You can test the voltages in two different places. If you wish to test your 12v and 5v line and find out what your components are actually receiving, then you can just use a molex connector while the computer is still turned on. If you'd like to also test the 3.3v line, you're going to have to disconnect your power supply from your computer, use a wire trick to power the PSU up, and take the voltages from the motherboard connector. Either way the process is very simple. You take the negative probe of the multimeter and push it into a ground. Then take the postive probe and push it into whatever line you want to test.

We'll start off with testing the PSU's motherboard connector. First things first, unplug all the power connectors from your computer. Then, grab a piece of wire (we used a piece from a model train layout) and connect the green wire to the black wire next to it, as seen below. Once done sucessfully, flip the power switch on the back of the PSU and you should hear the fan start running.

Here's a diagram of what pin is what line.
Here's a diagram of what each wire is.

Then, take your multimeter and push the negative (black) probe into any one of the GND wires. Take the postive (red) and push it into whichever line you would like to test (3.3v, 5v, 12v). Your multimeter will then give you a readout of precisely what the voltage in that line is.

You can also use a paperclip if you don't have any wire, but I don't suggest that. There's a lot to hold onto, ask someone to help if you need it.

There is one major flaw in this technique, nothing is drawing power from the PSU. So, the voltages that this will give you aren't necessarily what your computer parts are receiving. However, this will let you know if your PSU is capable of supplying the correct amount of voltage, and will also ensure that it is not defective.

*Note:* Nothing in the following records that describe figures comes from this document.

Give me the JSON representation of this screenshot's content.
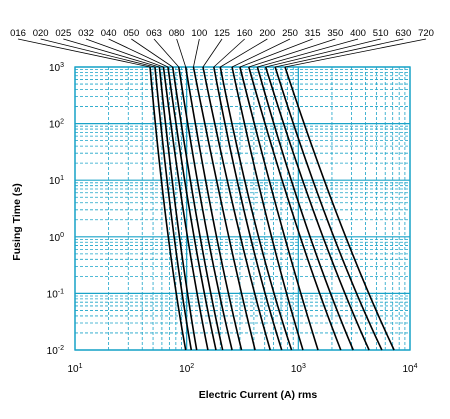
{
  "chart_data": {
    "type": "line",
    "xscale": "log",
    "yscale": "log",
    "xlim": [
      10,
      10000
    ],
    "ylim": [
      0.01,
      1000
    ],
    "xlabel": "Electric Current (A) rms",
    "ylabel": "Fusing Time (s)",
    "x_tick_labels": [
      {
        "base": "10",
        "exp": "1"
      },
      {
        "base": "10",
        "exp": "2"
      },
      {
        "base": "10",
        "exp": "3"
      },
      {
        "base": "10",
        "exp": "4"
      }
    ],
    "y_tick_labels": [
      {
        "base": "10",
        "exp": "-2"
      },
      {
        "base": "10",
        "exp": "-1"
      },
      {
        "base": "10",
        "exp": "0"
      },
      {
        "base": "10",
        "exp": "1"
      },
      {
        "base": "10",
        "exp": "2"
      },
      {
        "base": "10",
        "exp": "3"
      }
    ],
    "grid": true,
    "grid_color": "#1aa3c8",
    "line_color": "#000000",
    "series": [
      {
        "name": "016",
        "x": [
          47,
          64,
          98
        ],
        "y": [
          1000,
          1,
          0.01
        ]
      },
      {
        "name": "020",
        "x": [
          52,
          73,
          110
        ],
        "y": [
          1000,
          1,
          0.01
        ]
      },
      {
        "name": "025",
        "x": [
          57,
          82,
          123
        ],
        "y": [
          1000,
          1,
          0.01
        ]
      },
      {
        "name": "032",
        "x": [
          62,
          96,
          155
        ],
        "y": [
          1000,
          1,
          0.01
        ]
      },
      {
        "name": "040",
        "x": [
          68,
          110,
          183
        ],
        "y": [
          1000,
          1,
          0.01
        ]
      },
      {
        "name": "050",
        "x": [
          75,
          125,
          210
        ],
        "y": [
          1000,
          1,
          0.01
        ]
      },
      {
        "name": "063",
        "x": [
          85,
          145,
          255
        ],
        "y": [
          1000,
          1,
          0.01
        ]
      },
      {
        "name": "080",
        "x": [
          98,
          175,
          310
        ],
        "y": [
          1000,
          1,
          0.01
        ]
      },
      {
        "name": "100",
        "x": [
          115,
          230,
          410
        ],
        "y": [
          1000,
          1,
          0.01
        ]
      },
      {
        "name": "125",
        "x": [
          140,
          285,
          560
        ],
        "y": [
          1000,
          1,
          0.01
        ]
      },
      {
        "name": "160",
        "x": [
          175,
          340,
          710
        ],
        "y": [
          1000,
          1,
          0.01
        ]
      },
      {
        "name": "200",
        "x": [
          200,
          400,
          870
        ],
        "y": [
          1000,
          1,
          0.01
        ]
      },
      {
        "name": "250",
        "x": [
          255,
          540,
          1100
        ],
        "y": [
          1000,
          1,
          0.01
        ]
      },
      {
        "name": "315",
        "x": [
          300,
          720,
          1500
        ],
        "y": [
          1000,
          1,
          0.01
        ]
      },
      {
        "name": "350",
        "x": [
          360,
          960,
          2400
        ],
        "y": [
          1000,
          1,
          0.01
        ]
      },
      {
        "name": "400",
        "x": [
          430,
          1150,
          3100
        ],
        "y": [
          1000,
          1,
          0.01
        ]
      },
      {
        "name": "510",
        "x": [
          510,
          1500,
          4300
        ],
        "y": [
          1000,
          1,
          0.01
        ]
      },
      {
        "name": "630",
        "x": [
          620,
          1850,
          5600
        ],
        "y": [
          1000,
          1,
          0.01
        ]
      },
      {
        "name": "720",
        "x": [
          760,
          2400,
          7200
        ],
        "y": [
          1000,
          1,
          0.01
        ]
      }
    ]
  }
}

Now, it's time to check what our components are actually receiving. While the computer is on, grab an extra molex conector. This time, the ground wires are the two in the middle, the 12V is the yellow wire, and the 5V is the red wire. Put the negative (black) probe into either of the grounds, and the positive (red) probe into either the 12V or 5V plug. This will give you a reading that will show you what voltage each component that runs off that line in your system is actually receiving.

Below are some shots of this technique in action. As you can see our voltages are almost right on.

 

In the end, you'll have a good idea of how well your power supply truely delivers. Please remember as I said before, I suggest anyone who tries this to be careful. Electricity isn't something you want to play with, and we are not responsible for any harm you may cause.